现代都市中的人,正面临着围城一样的生存困境,日益凸显的城市病带来了令人担忧的环境危机,而逐渐被吞噬的乡村生态也同样遭受着钢筋混凝土不同程度的破坏和挤压,使求存者无所适从,身体与灵魂无处安顿的现状,让人类仿佛身处漫漫长夜。
在城市绞肉机的嘈杂声中,如何做到荀子所谓的“虚壹而静”?当人们的安全感与归属感极度缺失之时,在饱受离别漂泊之苦后,又向何处寻觅精神家园和心灵的栖息地,找寻村头曾经掩种自己胎盘的那棵树?古人说,人穷反本,落叶归根。那么,这“根”与“本”又在哪里?《一座消失的村庄》告诉人们,土地,童年,故乡,亲人乃至于祖先的坟茔,其实,这些让人在孤寂长夜聊以慰藉的地方,才是“根本”所在。因为,当人们离开“根本”越久,那些身无所寄的游子就越会在惴惴不安中,在月下井边沉吟,向岁月静好的乡关故土引颈相望。
走进《一座消失的村庄》,自然也是缘于与作者同样的思乡情结,以及对故园土地眷念不舍的深情。我来自鄂西南的武陵山区,漫游大半个中国,然后落拓他乡,对乡土的怀念,同样也是我内心难解的心结,自然对乡土文学和寻根文学有着天然的亲近感。
曾读同乡作家野夫的散文集《乡关何处》,其中同样描写了我家乡一座消失的寨子。这座寨子是土家族苗族聚居的地方,这里有吊脚楼,有青山,有河流,有青石板,还有出入川东的马帮。
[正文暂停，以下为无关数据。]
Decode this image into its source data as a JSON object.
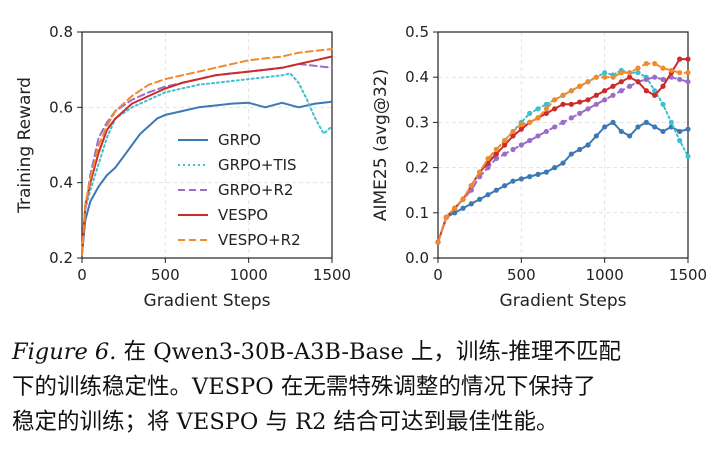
{
  "chart_data": [
    {
      "type": "line",
      "xlabel": "Gradient Steps",
      "ylabel": "Training Reward",
      "xlim": [
        0,
        1500
      ],
      "ylim": [
        0.2,
        0.8
      ],
      "xticks": [
        "0",
        "500",
        "1000",
        "1500"
      ],
      "yticks": [
        "0.2",
        "0.4",
        "0.6",
        "0.8"
      ],
      "grid": true,
      "legend": "center-right",
      "series": [
        {
          "name": "GRPO",
          "color": "#3b78b4",
          "dash": "solid",
          "markers": false,
          "x": [
            0,
            20,
            50,
            100,
            150,
            200,
            250,
            300,
            350,
            400,
            450,
            500,
            600,
            700,
            800,
            900,
            1000,
            1100,
            1200,
            1300,
            1400,
            1500
          ],
          "y": [
            0.21,
            0.3,
            0.35,
            0.39,
            0.42,
            0.44,
            0.47,
            0.5,
            0.53,
            0.55,
            0.57,
            0.58,
            0.59,
            0.6,
            0.605,
            0.61,
            0.612,
            0.6,
            0.612,
            0.6,
            0.61,
            0.615
          ]
        },
        {
          "name": "GRPO+TIS",
          "color": "#3fbfd0",
          "dash": "dotted",
          "markers": false,
          "x": [
            0,
            20,
            50,
            100,
            150,
            200,
            300,
            400,
            500,
            600,
            700,
            800,
            900,
            1000,
            1100,
            1200,
            1250,
            1300,
            1350,
            1400,
            1450,
            1500
          ],
          "y": [
            0.21,
            0.33,
            0.38,
            0.45,
            0.52,
            0.57,
            0.6,
            0.62,
            0.64,
            0.65,
            0.66,
            0.665,
            0.67,
            0.675,
            0.68,
            0.685,
            0.69,
            0.665,
            0.62,
            0.57,
            0.53,
            0.55
          ]
        },
        {
          "name": "GRPO+R2",
          "color": "#9b6cc8",
          "dash": "dashed",
          "markers": false,
          "x": [
            0,
            20,
            50,
            100,
            150,
            200,
            300,
            400,
            500,
            600,
            700,
            800,
            900,
            1000,
            1100,
            1200,
            1300,
            1400,
            1500
          ],
          "y": [
            0.21,
            0.33,
            0.42,
            0.52,
            0.56,
            0.59,
            0.62,
            0.64,
            0.655,
            0.665,
            0.675,
            0.685,
            0.69,
            0.695,
            0.7,
            0.705,
            0.715,
            0.71,
            0.705
          ]
        },
        {
          "name": "VESPO",
          "color": "#cc2b2b",
          "dash": "solid",
          "markers": false,
          "x": [
            0,
            20,
            50,
            100,
            150,
            200,
            300,
            400,
            500,
            600,
            700,
            800,
            900,
            1000,
            1100,
            1200,
            1300,
            1400,
            1500
          ],
          "y": [
            0.21,
            0.34,
            0.4,
            0.48,
            0.54,
            0.57,
            0.61,
            0.63,
            0.65,
            0.665,
            0.675,
            0.685,
            0.69,
            0.695,
            0.7,
            0.705,
            0.715,
            0.725,
            0.735
          ]
        },
        {
          "name": "VESPO+R2",
          "color": "#f08a2e",
          "dash": "dashed",
          "markers": false,
          "x": [
            0,
            20,
            50,
            100,
            150,
            200,
            300,
            400,
            500,
            600,
            700,
            800,
            900,
            1000,
            1100,
            1200,
            1300,
            1400,
            1500
          ],
          "y": [
            0.21,
            0.34,
            0.41,
            0.5,
            0.55,
            0.59,
            0.63,
            0.66,
            0.675,
            0.685,
            0.695,
            0.705,
            0.715,
            0.725,
            0.73,
            0.735,
            0.745,
            0.75,
            0.755
          ]
        }
      ]
    },
    {
      "type": "line",
      "xlabel": "Gradient Steps",
      "ylabel": "AIME25 (avg@32)",
      "xlim": [
        0,
        1500
      ],
      "ylim": [
        0.0,
        0.5
      ],
      "xticks": [
        "0",
        "500",
        "1000",
        "1500"
      ],
      "yticks": [
        "0.0",
        "0.1",
        "0.2",
        "0.3",
        "0.4",
        "0.5"
      ],
      "grid": true,
      "legend": "none",
      "series": [
        {
          "name": "GRPO",
          "color": "#3b78b4",
          "dash": "solid",
          "markers": true,
          "x": [
            0,
            50,
            100,
            150,
            200,
            250,
            300,
            350,
            400,
            450,
            500,
            550,
            600,
            650,
            700,
            750,
            800,
            850,
            900,
            950,
            1000,
            1050,
            1100,
            1150,
            1200,
            1250,
            1300,
            1350,
            1400,
            1450,
            1500
          ],
          "y": [
            0.035,
            0.09,
            0.1,
            0.11,
            0.12,
            0.13,
            0.14,
            0.15,
            0.16,
            0.17,
            0.175,
            0.18,
            0.185,
            0.19,
            0.2,
            0.21,
            0.23,
            0.24,
            0.25,
            0.27,
            0.29,
            0.3,
            0.28,
            0.27,
            0.29,
            0.3,
            0.29,
            0.28,
            0.29,
            0.28,
            0.285
          ]
        },
        {
          "name": "GRPO+TIS",
          "color": "#3fbfd0",
          "dash": "dotted",
          "markers": true,
          "x": [
            0,
            50,
            100,
            150,
            200,
            250,
            300,
            350,
            400,
            450,
            500,
            550,
            600,
            650,
            700,
            750,
            800,
            850,
            900,
            950,
            1000,
            1050,
            1100,
            1150,
            1200,
            1250,
            1300,
            1350,
            1400,
            1450,
            1500
          ],
          "y": [
            0.035,
            0.09,
            0.11,
            0.13,
            0.16,
            0.19,
            0.21,
            0.24,
            0.26,
            0.28,
            0.3,
            0.32,
            0.33,
            0.34,
            0.35,
            0.36,
            0.37,
            0.38,
            0.39,
            0.4,
            0.41,
            0.405,
            0.415,
            0.41,
            0.41,
            0.4,
            0.37,
            0.34,
            0.3,
            0.26,
            0.225
          ]
        },
        {
          "name": "GRPO+R2",
          "color": "#9b6cc8",
          "dash": "dashed",
          "markers": true,
          "x": [
            0,
            50,
            100,
            150,
            200,
            250,
            300,
            350,
            400,
            450,
            500,
            550,
            600,
            650,
            700,
            750,
            800,
            850,
            900,
            950,
            1000,
            1050,
            1100,
            1150,
            1200,
            1250,
            1300,
            1350,
            1400,
            1450,
            1500
          ],
          "y": [
            0.035,
            0.09,
            0.11,
            0.13,
            0.15,
            0.18,
            0.2,
            0.22,
            0.23,
            0.24,
            0.25,
            0.26,
            0.27,
            0.28,
            0.29,
            0.3,
            0.31,
            0.32,
            0.33,
            0.34,
            0.35,
            0.36,
            0.37,
            0.38,
            0.39,
            0.395,
            0.4,
            0.395,
            0.4,
            0.395,
            0.39
          ]
        },
        {
          "name": "VESPO",
          "color": "#cc2b2b",
          "dash": "solid",
          "markers": true,
          "x": [
            0,
            50,
            100,
            150,
            200,
            250,
            300,
            350,
            400,
            450,
            500,
            550,
            600,
            650,
            700,
            750,
            800,
            850,
            900,
            950,
            1000,
            1050,
            1100,
            1150,
            1200,
            1250,
            1300,
            1350,
            1400,
            1450,
            1500
          ],
          "y": [
            0.035,
            0.09,
            0.11,
            0.13,
            0.16,
            0.19,
            0.21,
            0.23,
            0.25,
            0.27,
            0.285,
            0.3,
            0.31,
            0.32,
            0.33,
            0.34,
            0.34,
            0.345,
            0.35,
            0.36,
            0.37,
            0.38,
            0.39,
            0.4,
            0.39,
            0.37,
            0.36,
            0.38,
            0.41,
            0.44,
            0.44
          ]
        },
        {
          "name": "VESPO+R2",
          "color": "#f08a2e",
          "dash": "dashed",
          "markers": true,
          "x": [
            0,
            50,
            100,
            150,
            200,
            250,
            300,
            350,
            400,
            450,
            500,
            550,
            600,
            650,
            700,
            750,
            800,
            850,
            900,
            950,
            1000,
            1050,
            1100,
            1150,
            1200,
            1250,
            1300,
            1350,
            1400,
            1450,
            1500
          ],
          "y": [
            0.035,
            0.09,
            0.11,
            0.13,
            0.16,
            0.19,
            0.22,
            0.24,
            0.26,
            0.28,
            0.295,
            0.3,
            0.31,
            0.33,
            0.35,
            0.36,
            0.37,
            0.38,
            0.39,
            0.4,
            0.4,
            0.4,
            0.41,
            0.41,
            0.42,
            0.43,
            0.43,
            0.42,
            0.415,
            0.41,
            0.41
          ]
        }
      ]
    }
  ],
  "caption": {
    "figure_label": "Figure 6.",
    "line1": "在 Qwen3-30B-A3B-Base 上，训练-推理不匹配",
    "line2": "下的训练稳定性。VESPO 在无需特殊调整的情况下保持了",
    "line3": "稳定的训练；将 VESPO 与 R2 结合可达到最佳性能。"
  }
}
然而,坎坷的身世迫使命运多舛的作家离乡背井,在阔别多年后的一天,当游子站在夕阳余晖下,蓦然发现故园已非,一个曾经放足欢肆的村巷,满眼尽是七歪八倒的颓墙败壁,甚至连村子的名字也已为人们所遗忘,面对此时此景,如何不让人怆然涕下?
乡土散文《一座消失的村庄》与《乡关何处》虽文风不同,却在思乡怀土上旨趣同归。散文语言当忠诚于事实,忌说教,如王孟之诗,看似“无我”,却将思乡怀旧的“我”深隐于文字之后,让村落说话,让山河说话,作者站在山河大地上默不作语,却能让人一见文字便认识她,最后将一切反思和理性的余味都留给读者。问佛所来,庭前柏树子,不假概念思索,直指人心的方式才是作文之要。显然,《一座消失的村庄》,正是这样的散文。
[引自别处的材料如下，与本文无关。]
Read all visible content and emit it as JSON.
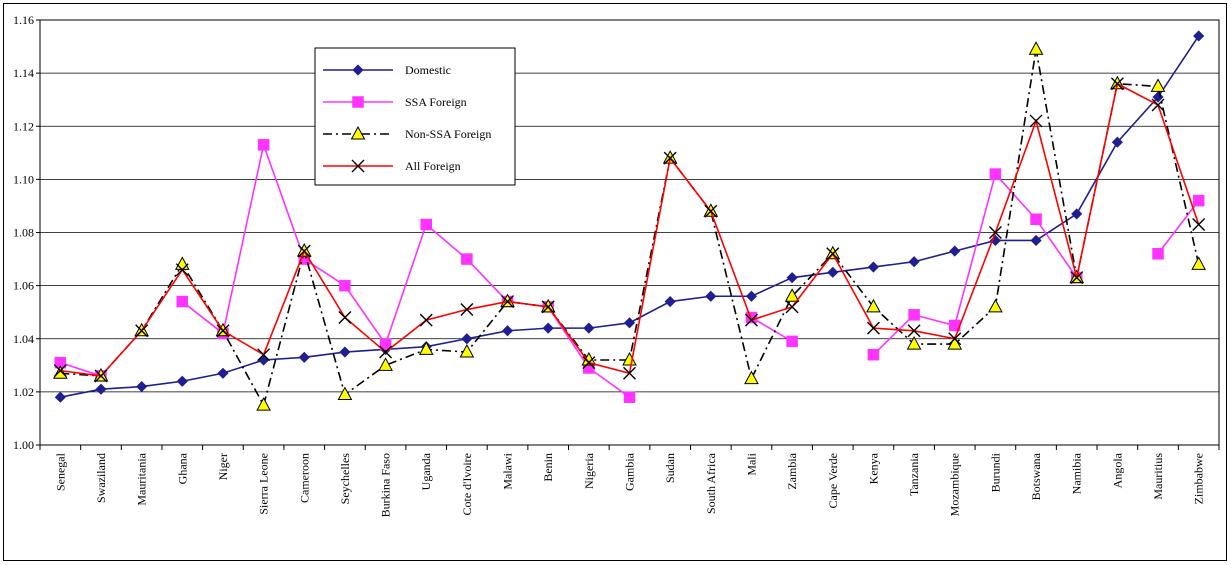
{
  "chart_data": {
    "type": "line",
    "title": "",
    "xlabel": "",
    "ylabel": "",
    "ylim": [
      1.0,
      1.16
    ],
    "ytick_step": 0.02,
    "grid": true,
    "legend_position": "top-left",
    "categories": [
      "Senegal",
      "Swaziland",
      "Mauritania",
      "Ghana",
      "Niger",
      "Sierra Leone",
      "Cameroon",
      "Seychelles",
      "Burkina Faso",
      "Uganda",
      "Cote d'Ivoire",
      "Malawi",
      "Benin",
      "Nigeria",
      "Gambia",
      "Sudan",
      "South Africa",
      "Mali",
      "Zambia",
      "Cape Verde",
      "Kenya",
      "Tanzania",
      "Mozambique",
      "Burundi",
      "Botswana",
      "Namibia",
      "Angola",
      "Mauritius",
      "Zimbabwe"
    ],
    "series": [
      {
        "name": "Domestic",
        "color": "#1f1f8f",
        "marker": "diamond",
        "marker_fill": "#1f1f8f",
        "dash": "solid",
        "values": [
          1.018,
          1.021,
          1.022,
          1.024,
          1.027,
          1.032,
          1.033,
          1.035,
          1.036,
          1.037,
          1.04,
          1.043,
          1.044,
          1.044,
          1.046,
          1.054,
          1.056,
          1.056,
          1.063,
          1.065,
          1.067,
          1.069,
          1.073,
          1.077,
          1.077,
          1.087,
          1.114,
          1.131,
          1.154
        ]
      },
      {
        "name": "SSA Foreign",
        "color": "#ff33ff",
        "marker": "square",
        "marker_fill": "#ff33ff",
        "dash": "solid",
        "values": [
          1.031,
          1.026,
          null,
          1.054,
          1.042,
          1.113,
          1.07,
          1.06,
          1.038,
          1.083,
          1.07,
          1.054,
          1.052,
          1.029,
          1.018,
          null,
          null,
          1.048,
          1.039,
          null,
          1.034,
          1.049,
          1.045,
          1.102,
          1.085,
          1.063,
          null,
          1.072,
          1.092
        ]
      },
      {
        "name": "Non-SSA Foreign",
        "color": "#000000",
        "marker": "triangle",
        "marker_fill": "#ffff00",
        "dash": "dashdot",
        "values": [
          1.027,
          1.026,
          1.043,
          1.068,
          1.043,
          1.015,
          1.073,
          1.019,
          1.03,
          1.036,
          1.035,
          1.054,
          1.052,
          1.032,
          1.032,
          1.108,
          1.088,
          1.025,
          1.056,
          1.072,
          1.052,
          1.038,
          1.038,
          1.052,
          1.149,
          1.063,
          1.136,
          1.135,
          1.068
        ]
      },
      {
        "name": "All Foreign",
        "color": "#ff0000",
        "marker": "x",
        "marker_fill": "#000000",
        "dash": "solid",
        "values": [
          1.028,
          1.026,
          1.043,
          1.066,
          1.043,
          1.034,
          1.073,
          1.048,
          1.035,
          1.047,
          1.051,
          1.054,
          1.052,
          1.031,
          1.027,
          1.108,
          1.088,
          1.047,
          1.052,
          1.072,
          1.044,
          1.043,
          1.04,
          1.08,
          1.122,
          1.063,
          1.136,
          1.128,
          1.083
        ]
      }
    ]
  }
}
其舒缓而平和的笔调,既将故园风情变得婉曲而遥远,又让阅感变得平静和悠然。不过,正是这褪尽烟火气的文字,却在不经意间丢给了读者一丝惆怅和忧伤。因为在这貌似平实,绝无嗔怨的文字背后,是作者对乡土忠诚而近乎虔诚的记述。只有当你跳出文字,才会恍然发现,文中那些闪过的一帧帧田园风景,早已成了昨日之梦,怅然若失的你,已然不能反身自顾。当你困顿城市越深,你的忧伤就越重,你对冰冷城市的痛斥就会越凌厉。当然,无论是平和的阅读,还是痛苦的宣泄,皆若挂彩后的自我舔舐,都能疗养挣脱尘网时落下的鳞伤。
思乡怀旧,是人类永恒的母题。对于乡土的怀恋,与其说是浓浓的乡愁,毋宁说是解不开的心结,更是无药可解的思乡病。当城市病的阴影笼罩在人们心中难以挥去之时,homesick也会随之加重。这种让人无可奈何的忧伤,其实在对故乡爱恨交织的鲁迅和自称“乡下人”的沈从文身上已然流露无遗。只不过鲁迅偏向于叛逃和回归,而沈从文则旨在寻觅精神家园和诗意栖居之所。
《一座消失的村庄》让我们重新踏上“回乡”之旅,只是,这个“乡”我们永远也回不去,这里与日俱增而永远无法消弭的思乡情愫,不仅是对流年的怅惘,还有对人类未来生存的隐忧。
作者不禁追问,在中国城市化进程中,乡村与城市貌合神离,未来如何融合?
最后,作者对“尘埃如何落定”作出“漫长而未知”的喟叹,正如尼采在《查拉图斯特拉如是说》一书中所言,“我处处找不到家,我漂泊于所有城市,我走过所有的城门,何处是我家?我叩问,我寻觅,寻觅而不得。啊,永恒的苍茫!啊,永恒的空漠!啊,永恒的虚无!”